L’analisi stilista dell’opera consente di datarla intorno al 1626, mentre la variante di Norfolk è generalmente riferita al 1625-1628. Come analogia si può citare La Lucrezia, conservata al Neues Palais di Potsdam. A quest’ultima tela potremmo aggiungere per un confronto che ci sembra stringente la Semiramide riceve la corona da Nino che già si trovava nella Gemäldegalerie di Dresda (Pepper 1984, p. 255, n. 109, tav. 135). Oltre al gusto patetico caratteristico delle opere di quest’epoca, si osserva qui la medesima lavorazione del panneggi e la stessa posa della figura femminile seduta visibili nel quadro moscovita.
Un disegno preparatorio per la figura femminile, che rappresenta uno studio dei panneggi delle vesti, è conservato nella collezione della Fondazione Giorgio Cini a Venezia (inv. 35. 261). Nel catalogo della mostra dei disegni di Guido Reni del 1981 all’Albertina di Vienna (Guido Reni 1981, p. 174), dove il disegno menzionato venne esposto per la prima volta, esso era messo in correlazione con il quadro di Holkham Hall. Il dipinto del Museo Puškin era indicato come una seconda versione della composizione.
Provenienza: Apparteneva alla collezione Voroncov-Daškov, Pietroburgo; nel 1920 fu consegnato all’Ermitage; dal 1924 è al Museo Puškin.
Mostre: 1851 Pietroburgo, cat. n. 814; 1961 Mosca, cat. p. 52, ill.

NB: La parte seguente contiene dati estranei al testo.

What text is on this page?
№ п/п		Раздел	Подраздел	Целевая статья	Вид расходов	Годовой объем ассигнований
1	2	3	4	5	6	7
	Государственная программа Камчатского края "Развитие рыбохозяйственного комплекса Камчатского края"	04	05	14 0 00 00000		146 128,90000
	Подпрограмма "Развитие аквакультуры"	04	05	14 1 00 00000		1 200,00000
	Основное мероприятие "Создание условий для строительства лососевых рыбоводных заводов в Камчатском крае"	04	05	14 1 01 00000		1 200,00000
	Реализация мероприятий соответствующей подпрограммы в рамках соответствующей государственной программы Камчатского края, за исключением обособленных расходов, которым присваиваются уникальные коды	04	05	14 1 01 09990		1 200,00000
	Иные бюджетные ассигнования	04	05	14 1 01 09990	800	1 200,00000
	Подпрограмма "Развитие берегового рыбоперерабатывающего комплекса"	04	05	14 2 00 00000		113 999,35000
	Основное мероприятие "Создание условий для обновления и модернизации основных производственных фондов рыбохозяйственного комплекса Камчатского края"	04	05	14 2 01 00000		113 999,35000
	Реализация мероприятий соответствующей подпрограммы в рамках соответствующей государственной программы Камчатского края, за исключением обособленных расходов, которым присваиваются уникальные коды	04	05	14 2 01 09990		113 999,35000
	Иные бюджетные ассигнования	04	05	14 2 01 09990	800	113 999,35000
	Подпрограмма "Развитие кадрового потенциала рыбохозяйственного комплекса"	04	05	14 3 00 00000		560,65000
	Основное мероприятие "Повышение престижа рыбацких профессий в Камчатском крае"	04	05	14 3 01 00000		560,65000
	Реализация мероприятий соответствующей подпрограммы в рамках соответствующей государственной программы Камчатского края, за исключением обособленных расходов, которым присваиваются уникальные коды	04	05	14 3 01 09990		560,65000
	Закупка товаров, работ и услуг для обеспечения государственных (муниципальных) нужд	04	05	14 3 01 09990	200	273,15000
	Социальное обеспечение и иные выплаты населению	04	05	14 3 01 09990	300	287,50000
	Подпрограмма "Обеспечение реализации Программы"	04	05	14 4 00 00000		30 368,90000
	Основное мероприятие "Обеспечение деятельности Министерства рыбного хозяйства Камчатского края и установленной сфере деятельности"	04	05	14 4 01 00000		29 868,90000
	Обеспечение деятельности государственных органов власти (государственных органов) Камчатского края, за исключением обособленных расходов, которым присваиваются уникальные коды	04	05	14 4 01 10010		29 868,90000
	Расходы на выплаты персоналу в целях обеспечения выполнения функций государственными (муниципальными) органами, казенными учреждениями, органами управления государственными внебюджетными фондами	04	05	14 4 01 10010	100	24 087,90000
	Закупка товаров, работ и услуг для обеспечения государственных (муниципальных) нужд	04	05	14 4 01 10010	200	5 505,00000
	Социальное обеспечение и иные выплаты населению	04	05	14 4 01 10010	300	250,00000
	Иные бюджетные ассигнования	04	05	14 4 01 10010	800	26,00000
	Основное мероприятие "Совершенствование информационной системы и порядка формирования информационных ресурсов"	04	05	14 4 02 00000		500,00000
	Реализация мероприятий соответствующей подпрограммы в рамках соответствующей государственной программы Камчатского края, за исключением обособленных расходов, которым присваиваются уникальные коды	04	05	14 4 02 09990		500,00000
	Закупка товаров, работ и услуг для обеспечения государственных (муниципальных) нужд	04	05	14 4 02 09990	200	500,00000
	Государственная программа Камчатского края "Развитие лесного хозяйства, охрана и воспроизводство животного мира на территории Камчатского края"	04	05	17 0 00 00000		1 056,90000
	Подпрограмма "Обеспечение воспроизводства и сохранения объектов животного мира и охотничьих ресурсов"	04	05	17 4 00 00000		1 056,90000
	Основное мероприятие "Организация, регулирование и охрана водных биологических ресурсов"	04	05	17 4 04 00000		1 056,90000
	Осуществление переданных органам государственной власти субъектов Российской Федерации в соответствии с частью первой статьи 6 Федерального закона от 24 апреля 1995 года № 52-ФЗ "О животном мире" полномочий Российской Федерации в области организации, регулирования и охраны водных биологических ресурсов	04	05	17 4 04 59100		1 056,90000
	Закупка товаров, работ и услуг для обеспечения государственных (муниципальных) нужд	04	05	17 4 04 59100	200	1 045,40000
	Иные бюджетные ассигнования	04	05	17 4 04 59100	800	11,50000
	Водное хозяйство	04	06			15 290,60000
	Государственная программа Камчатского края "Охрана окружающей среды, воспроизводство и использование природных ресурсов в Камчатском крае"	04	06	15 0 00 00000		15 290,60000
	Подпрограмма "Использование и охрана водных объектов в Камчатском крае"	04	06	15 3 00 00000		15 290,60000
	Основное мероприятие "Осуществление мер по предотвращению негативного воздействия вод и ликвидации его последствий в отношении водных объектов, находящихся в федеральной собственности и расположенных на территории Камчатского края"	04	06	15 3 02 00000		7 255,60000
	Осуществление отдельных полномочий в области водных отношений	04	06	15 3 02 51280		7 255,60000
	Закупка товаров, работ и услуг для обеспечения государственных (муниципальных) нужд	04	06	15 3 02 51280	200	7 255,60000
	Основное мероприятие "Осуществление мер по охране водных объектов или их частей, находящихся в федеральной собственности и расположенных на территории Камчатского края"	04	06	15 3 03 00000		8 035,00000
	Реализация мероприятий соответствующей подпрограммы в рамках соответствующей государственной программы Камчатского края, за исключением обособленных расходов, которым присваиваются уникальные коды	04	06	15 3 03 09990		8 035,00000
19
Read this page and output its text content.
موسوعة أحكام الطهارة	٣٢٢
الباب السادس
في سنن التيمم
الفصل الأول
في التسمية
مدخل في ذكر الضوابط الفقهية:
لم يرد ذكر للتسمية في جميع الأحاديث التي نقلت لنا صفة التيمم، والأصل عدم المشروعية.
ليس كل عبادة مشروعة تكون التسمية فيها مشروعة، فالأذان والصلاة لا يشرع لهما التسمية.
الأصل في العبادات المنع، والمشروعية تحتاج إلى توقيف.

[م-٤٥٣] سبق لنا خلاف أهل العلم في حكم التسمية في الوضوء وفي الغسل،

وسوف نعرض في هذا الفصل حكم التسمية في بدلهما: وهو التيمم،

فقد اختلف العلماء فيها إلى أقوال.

Bibliografia: Malvasia 1678, II, p. 90 (ed. 1841, II, pp. 60, 63, 65); Garboli, Baccheschi 1971, n. 148 (la raffigurazione è speculare; erroneamente, è riportato come appartenente all’Ermitage); Pepper 1973, p. 824, fig. 91; Borea 1975, p. 131; Guido Reni 1981, p. 174; Pepper 1984, p. 254, fig. 42; Guido Reni 1988, p. 100, n. 42; Markova 1990, pp. 81-82, tav. 24; Markova 1992, pp. 190-191, ill.; Cat. Museo Puškin 1995, p. 191, ill.; Markova 2002, II, pp. 263-265, n. 232.